Miałam już nawet naszykowaną półkę, na które postawiłabym akwarium, ale niestety i tym razem nie dostałam zgody rodziców. To małe marzenia, jednak pielęgnują w sobie do tej pory, ciągle chcę mieć moje małe zwierzątko. Może to być Sushi, czy też coś większego, albo nawet nie koniecznie złota rybka, a jakaś inna, może bojownik? Na razie jednak pozostaje mi żyć marzeniami i w jakiś sposób udowodnić tacie, że jednak jestem odpowiedzialna i można mi powierzyć życie jakiegoś zwierzątka.
  Jeszcze w ostatnich dniach pomyślałam, że kupię sobie jakąś roślinkę doniczkową, która będę się zajmowała. Jakiegoś kaktusa (w końcu, przy mojej ilości obowiązków nie ciężko będzie o zostawienie go niepodlewanego przez kilka dni), tak będzie najłatwiej.
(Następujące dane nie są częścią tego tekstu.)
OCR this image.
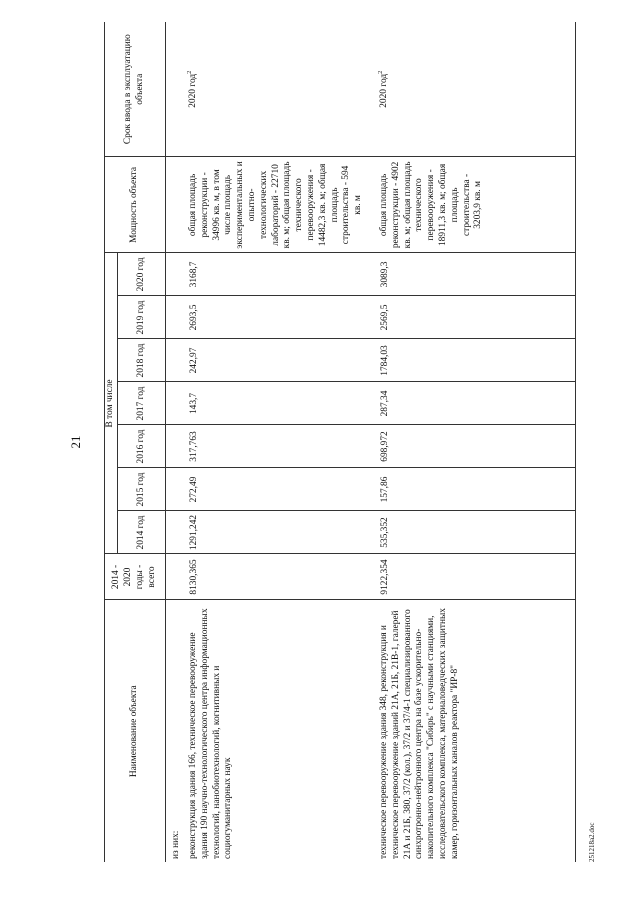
21
Наименование объекта	2014 - 2020 годы - всего	В том числе							Мощность объекта	Срок ввода в эксплуатацию объекта
		2014 год	2015 год	2016 год	2017 год	2018 год	2019 год	2020 год		
из них:										
реконструкция здания 166, техническое перевооружение здания 190 научно-технологического центра информационных технологий, нанобиотехнологий, когнитивных и социогуманитарных наук	8130,365	1291,242	272,49	317,763	143,7	242,97	2693,5	3168,7	общая площадь реконструкции - 34996 кв. м, в том числе площадь экспериментальных и опытно-технологических лабораторий - 22710 кв. м; общая площадь технического перевооружения - 14482,3 кв. м; общая площадь строительства - 594 кв. м	2020 год$^2$
техническое перевооружение здания 348, реконструкция и техническое перевооружение зданий 21А, 21Б, 21В-1, галерей 21А и 21Б, 380, 37/2 (кол.), 37/2 и 37/4-1 специализированного синхротронно-нейтронного центра на базе ускорительно-накопительного комплекса "Сибирь" с научными станциями, исследовательского комплекса, материаловедческих защитных камер, горизонтальных каналов реактора "ИР-8"	9122,354	535,352	157,86	698,972	287,34	1784,03	2569,5	3089,3	общая площадь реконструкции - 4902 кв. м; общая площадь технического перевооружения - 18911,3 кв. м; общая площадь строительства - 3203,9 кв. м	2020 год$^2$
251218а2.doc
Może nie będzie reagował radością na moje przyjście, nie będę widziała dużych efektów mojej pielęgnacji, ale od czegoś trzeba zacząć, prawda? W grze planszowej Munchkin jest nawet karta z potworem - Rośliną Doniczkową (w prawdzie ma pierwszy poziom, ale jest).
  To będzie już koniec. Chcę pisać przynajmniej raz w tygodniu, żeby wyznaczyć jakąś regularność blogowi.Trzymajcie się ciepło i do zobaczenia!